Before we go in search of this stimulus money, let’s map out the money supply so we know where to look. There are four broad measures of the U.S. money supply: M0, M1, M2 and M3. M0 is the narrowest measure and M3 is the broadest measure and is inclusive of all the components of M0, M1 and M2.

M0 is more or less the physical cash or hard currency in circulation. M1 includes physical currency but also demand accounts such as checking accounts and some savings accounts. M2 includes all components of M0 and M1 plus less liquid money such as smaller CD deposits and money market mutual funds held by individuals. M3 includes all components of M0, M1 and M2 plus large CD deposits and those held by institutions.

Here is a simplified summary:

M0 = coin and paper notes in circulation
M1 = M0 + checks in circulation
M2 = M1 + time deposits for individuals
M3 = M2 + time deposits for institutions

Mmm, No Good

In March 2006, the Board of Governors of the Federal Reserve decided to stop publishing the M3 monetary aggregate because it did not seem to show any additional information about economic activity that was not already communicated in M2.

Since using checks is nearly as easy as cash, the difference between M0 and M1 in terms of liquidity has also waned. Therefore, the biggest distinction in terms of money supply metrics occurs between M1 and M2. M1 is essentially money that is ready to be spent, whereas M2 is money that is parked in low risk savings.

The other places where money can be parked — or invested — would be in stocks, bonds and other more risky assets. Therefore, the level of M2 can often signal the amount of risk or volatility people perceive in the economy. A sudden jump in M2 usually means that people are liquidating more risky assets such as stocks and bonds and storing the proceeds in cash accounts or CDs which are FDIC insured.

M1 alone, on the other hand, is sort of like an individual’s “working capital.” This money represents the amount of money an individual wants to have on hand to cover bills and other monthly expenses. A large M1 balance could indicate that an economy is regularly spending a good bit of money and therefore needs to keep a higher M1 balance.

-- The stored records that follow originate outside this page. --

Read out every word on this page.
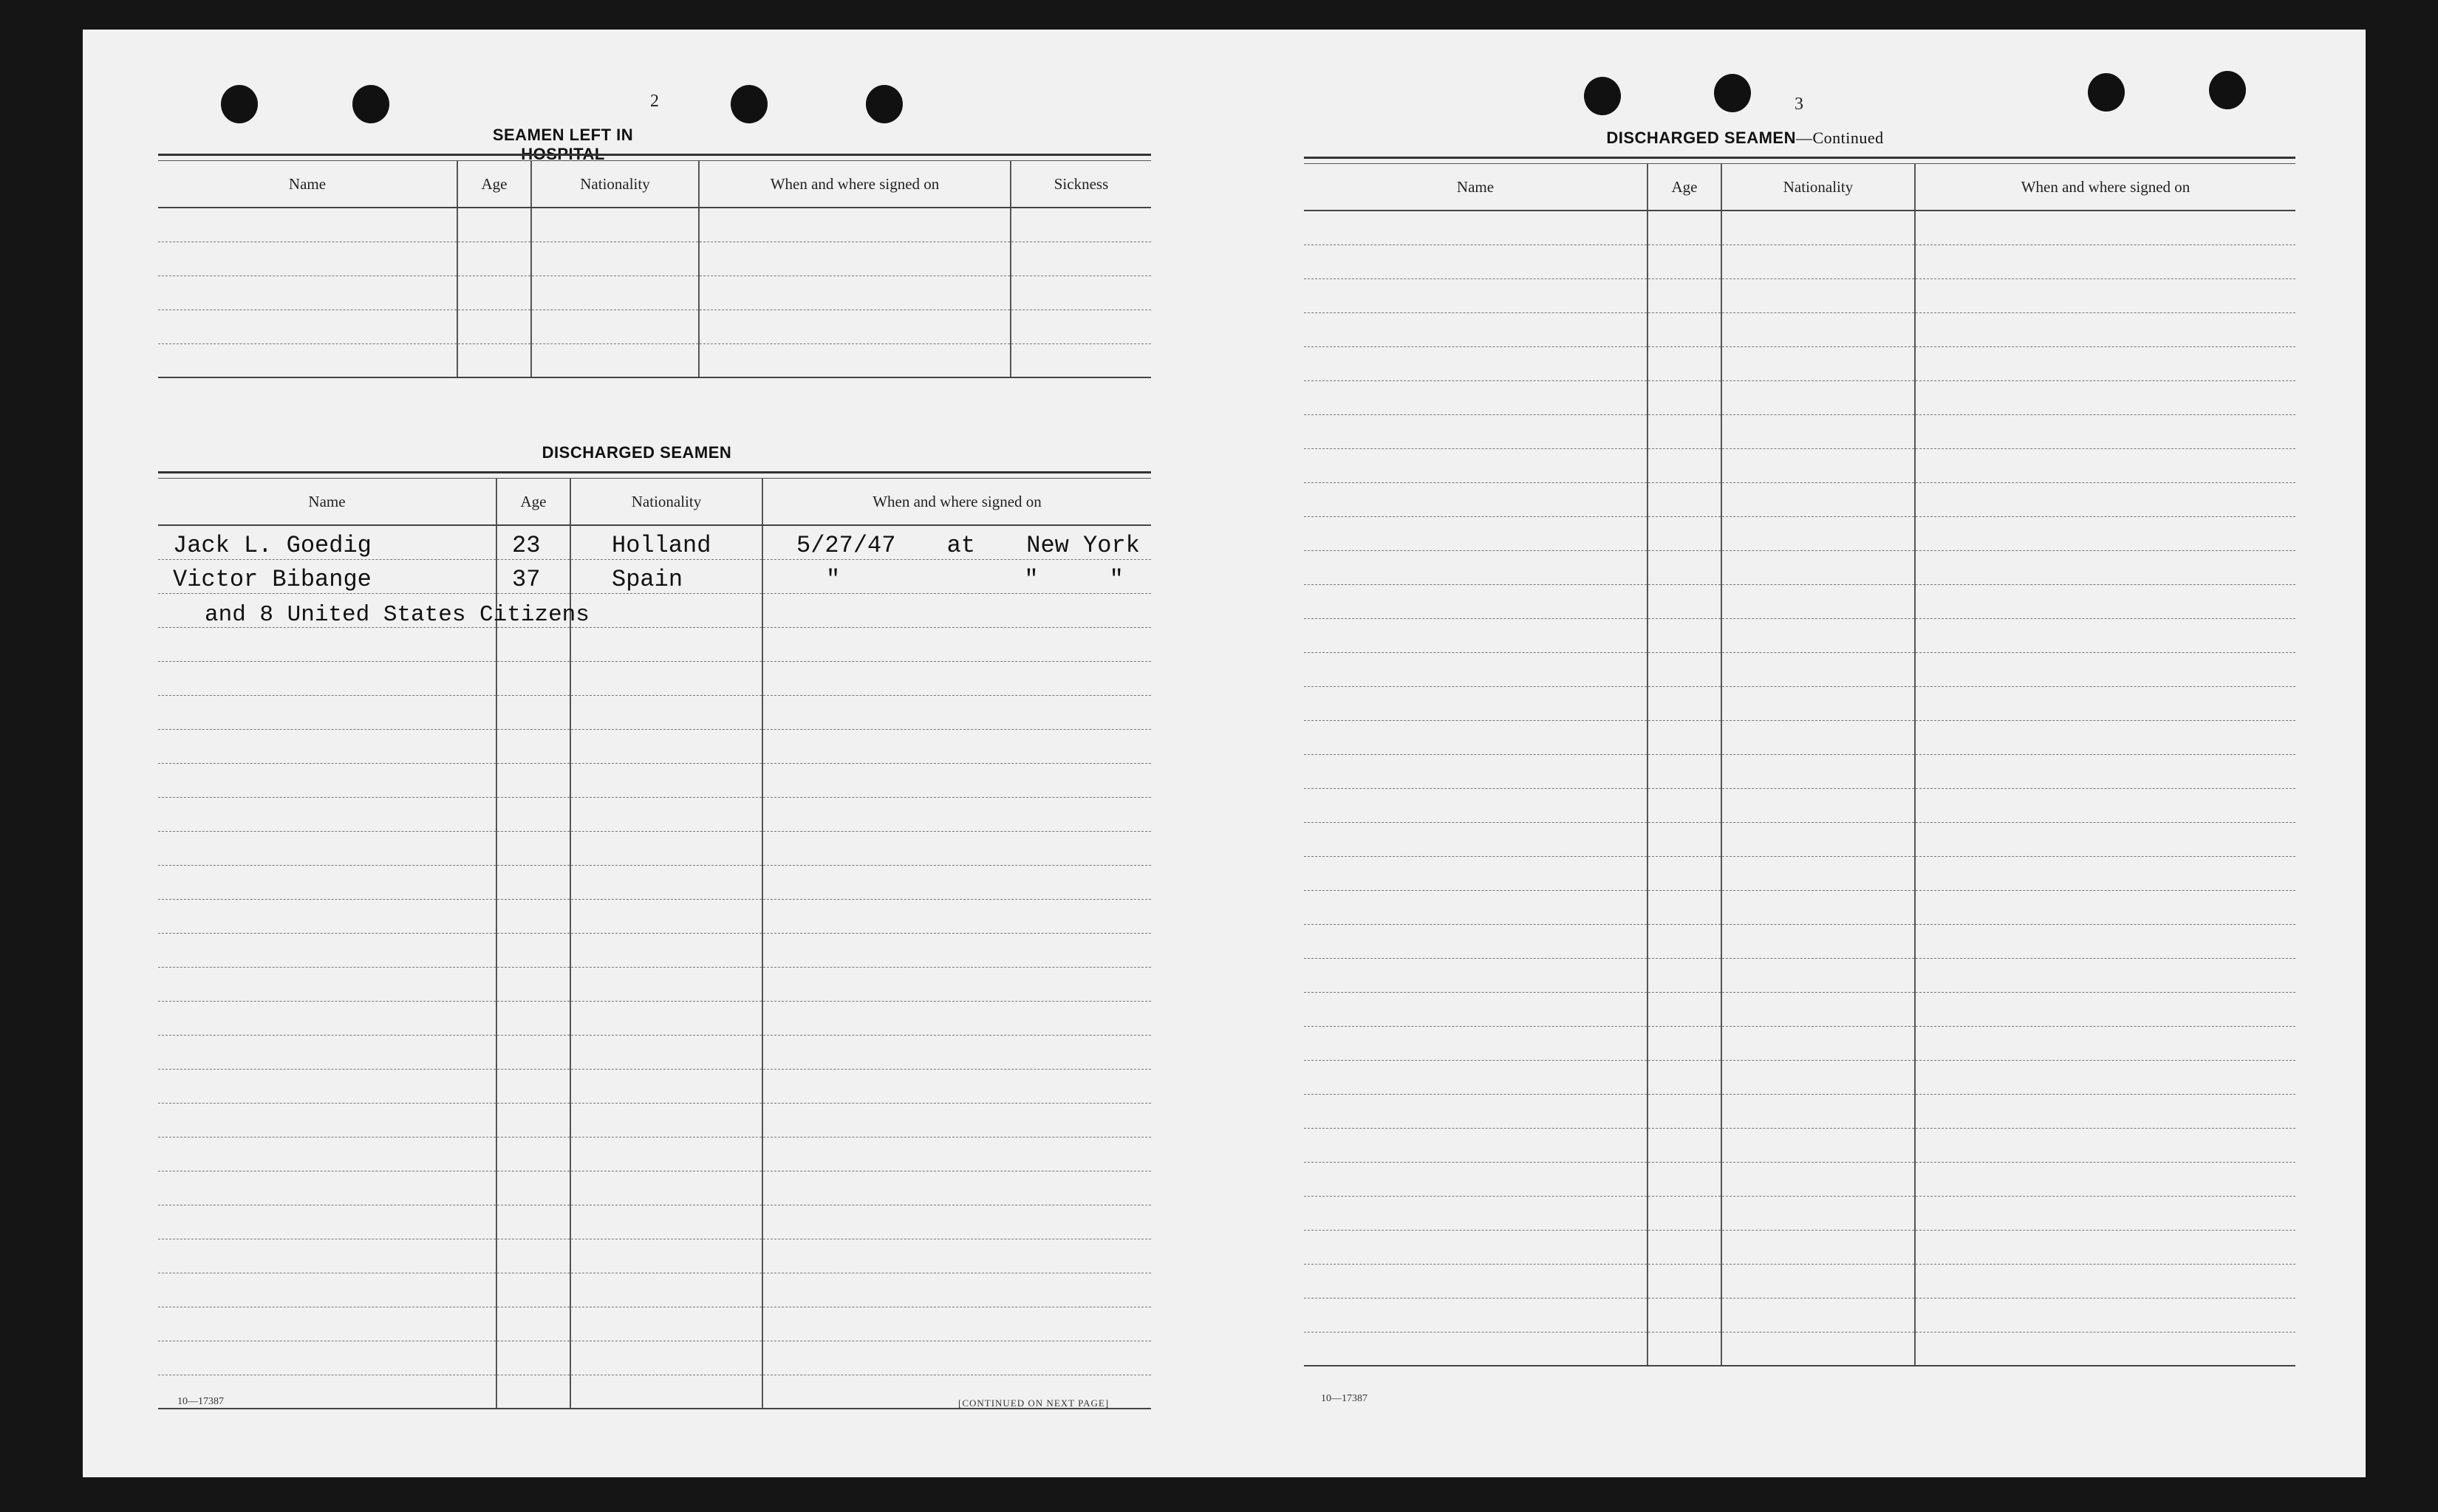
2
SEAMEN LEFT IN HOSPITAL
Name	Age	Nationality	When and where signed on	Sickness

DISCHARGED SEAMEN
Name	Age	Nationality	When and where signed on
Jack L. Goedig	23	Holland	5/27/47 at New York
Victor Bibange	37	Spain	" "     "

and 8 United States Citizens
10—17387	[CONTINUED ON NEXT PAGE]
3
DISCHARGED SEAMEN—Continued
Name	Age	Nationality	When and where signed on

10—17387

Us-money-supply-historical

A Weakening Relationship

In the past few decades, however, the relationship between the money supply and the performance of the U.S. economy has become weaker.

In fact, in July of 1993, Federal Reserve Chairman Alan Greenspan remarked in Congressional testimony that "The historical relationships between money and income, and between money and the price level have largely broken down, depriving the aggregates of much of their usefulness as guides to policy. At least for the time being, M2 has been downgraded as a reliable indicator of financial conditions in the economy, and no single variable has yet been identified to take its place."

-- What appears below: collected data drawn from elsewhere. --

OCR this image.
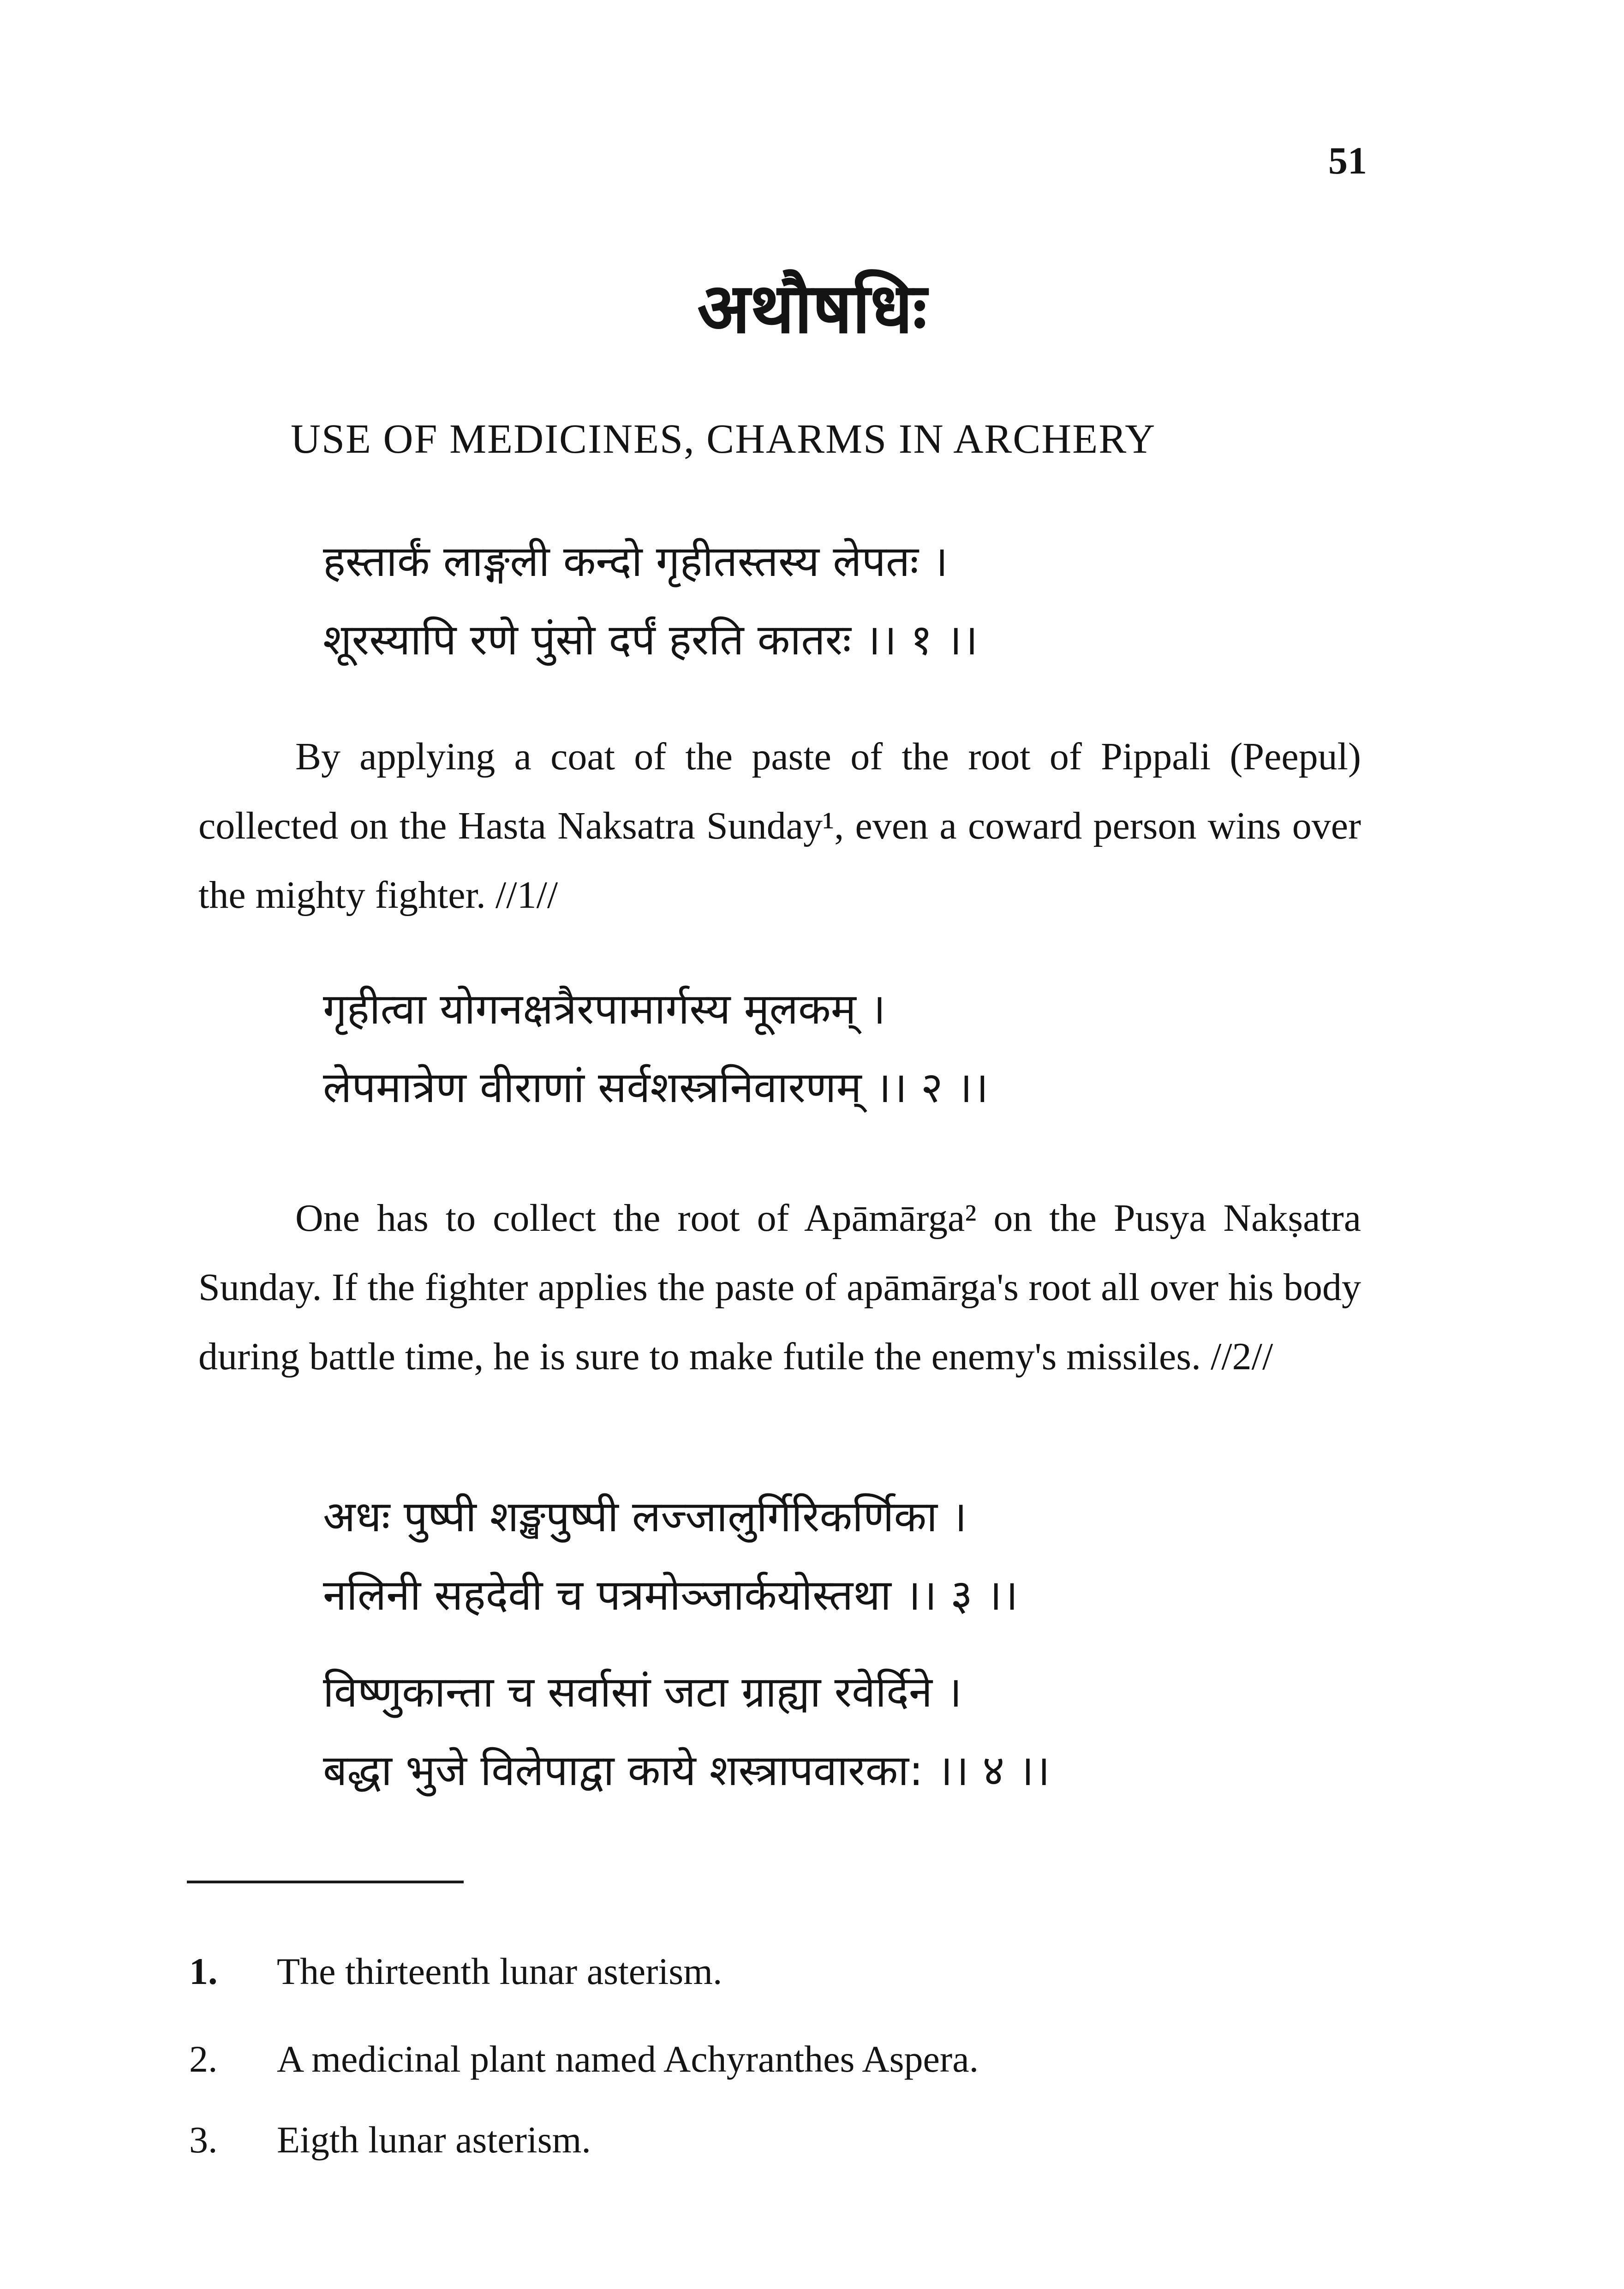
51
अथौषधिः
USE OF MEDICINES, CHARMS IN ARCHERY
हस्तार्कं लाङ्गली कन्दो गृहीतस्तस्य लेपतः ।
शूरस्यापि रणे पुंसो दर्पं हरति कातरः ।। १ ।।
By applying a coat of the paste of the root of Pippali (Peepul) collected on the Hasta Naksatra Sunday¹, even a coward person wins over the mighty fighter. //1//
गृहीत्वा योगनक्षत्रैरपामार्गस्य मूलकम् ।
लेपमात्रेण वीराणां सर्वशस्त्रनिवारणम् ।। २ ।।
One has to collect the root of Apāmārga² on the Pusya Nakṣatra Sunday. If the fighter applies the paste of apāmārga's root all over his body during battle time, he is sure to make futile the enemy's missiles. //2//
अधः पुष्पी शङ्खपुष्पी लज्जालुर्गिरिकर्णिका ।
नलिनी सहदेवी च पत्रमोञ्जार्कयोस्तथा ।। ३ ।।
विष्णुकान्ता च सर्वासां जटा ग्राह्या रवेर्दिने ।
बद्धा भुजे विलेपाद्वा काये शस्त्रापवारका: ।। ४ ।।
1. The thirteenth lunar asterism.
2. A medicinal plant named Achyranthes Aspera.
3. Eigth lunar asterism.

In other words, it has now become very difficult to use money supply measurements — such as M1 and M2 — as indicators for economic growth. Not only that, but the ability to use monetary policy to stimulate growth has also weakened as a result of the breakdown in this relationship.

Fast Money

So what type of indicator can we use to figure out what is happening with stimulus money if the typical measures of the money supply are not strongly correlated to GDP? We could look directly at GDP as a measure, but since this figure is exactly what we’re looking to stimulate in the first place, it doesn’t tell us much about what’s going on behind the scenes and how stimulus money flows into GDP.

One of the factors that has complicated the relationship between GDP and the money supply is the speed with which transactions take place. Because of credit cards, ACH transactions and other technological advancements in money transfers over the past few decades, the same handful of dollars will change hands many more times and buy many more things in a given year. GDP is no longer constrained by the amount of money in circulation but by the amount of money multiplied by how quickly it moves.

The metric we really want to look at is the velocity of money. The velocity of money takes into account both GDP and the money supply. It’s measured simply by dividing GDP by M1. The result is basically how many times a particular dollar gets spent in a single year.

Us-velocity-of-money

Measuring Stimuli

So how did TARP, the 2009 Stimulus Bill and “quantitative easing” impact the velocity of money? TARP essentially gave money to banks to shore up their capital base so they would begin lending again.

In the short run, it increased the supply of money, but not much of that money made it to the M1 level. In the long run, the hope is that banks will begin investing the money and people and businesses will spend — thus, increasing GDP. But banks have been slow to lend.

In fairness to the TARP initiative, though, the velocity of money at the time was in free fall. It dropped from 10.4x in June 2008 to 8.9x in December of 2008. What TARP did do is keep the credit markets from ceasing up and kept the velocity of money from screeching to a halt.

The stimulus bill was a massive increase in government spending and investment — both of which are direct components of GDP. In the short, run GDP increased by the amount of government spending as well as by the amount of subsequent private spending and investment from companies and individuals who benefited from government spending.

In the long run, however, the multiplier effect of the stimulus bill was muted because people and businesses were too fearful to either invest or spend as much of the money as they would under normal conditions and much of it got stuck in M1 and M2. M1 grew from $1.57 trillion in March 2009 to $1.76 trillion in September 2010. M2 grew from $8.41 trillion to $8.70 trillion over the same period. And the velocity of money has hovered between 8.4x and 8.5x — relatively unchanged over the same year and a half.

“Quantitative easing” by the Federal Reserve increased the money supply by creating money on its books and using it to buy government securities and other assets. In the short run, quantitative easing increases the money supply, which would slow down the velocity of money, but it also lowers interest rates (purchasing lots of securities lowers their yield and interest rates fall).

Lower rates and money in hand are meant to spur spending and investment in the long run, but the political climate is such that government spending is more likely to get cut. Business and consumer sentiment in the economy has improved, so it is possible that lower rates may spur growth in the private sector, but it is still too early to tell.

Bouncing Checks

The problem with all of these stimulus initiatives is not so much their size, but how they get injected into the economy. Any dollar that enters the economy has to get bounced around more than eight and a half times over the course of a year in order for it to improve the velocity of money. If banks, companies, the government or individuals simply horde that dollar in a savings account, then it doesn’t help much.

Stimulus money needs to be invested or spent on entities or individuals who are likely to spend or invest the money many times over. Any measures that create jobs are prime candidates as the unemployed likely have large backlog of purchases or investments that they have foregone (cars, appliances, etc.). These purchases could spur businesses to grow and hire new employees causing the money to continue to bounce around.

Stimulus money should avoid places where it is likely to get stuck — individuals, companies or other entities who are afraid to spend or invest the money and will hold it as cash. Banks have been a prime example over the last couple years due to all the fear and uncertainty in the financial sector. Although TARP money has calmed bank fears for survival, no amount of additional money will suddenly convince them that the economy is about to turn around and they should start lending.

Should the government or the Federal Reserve decide to undertake other stimulus measures, they have to be very careful about exactly who receives the money. If money doesn’t continue to bounce, the economy will continue to stay stuck.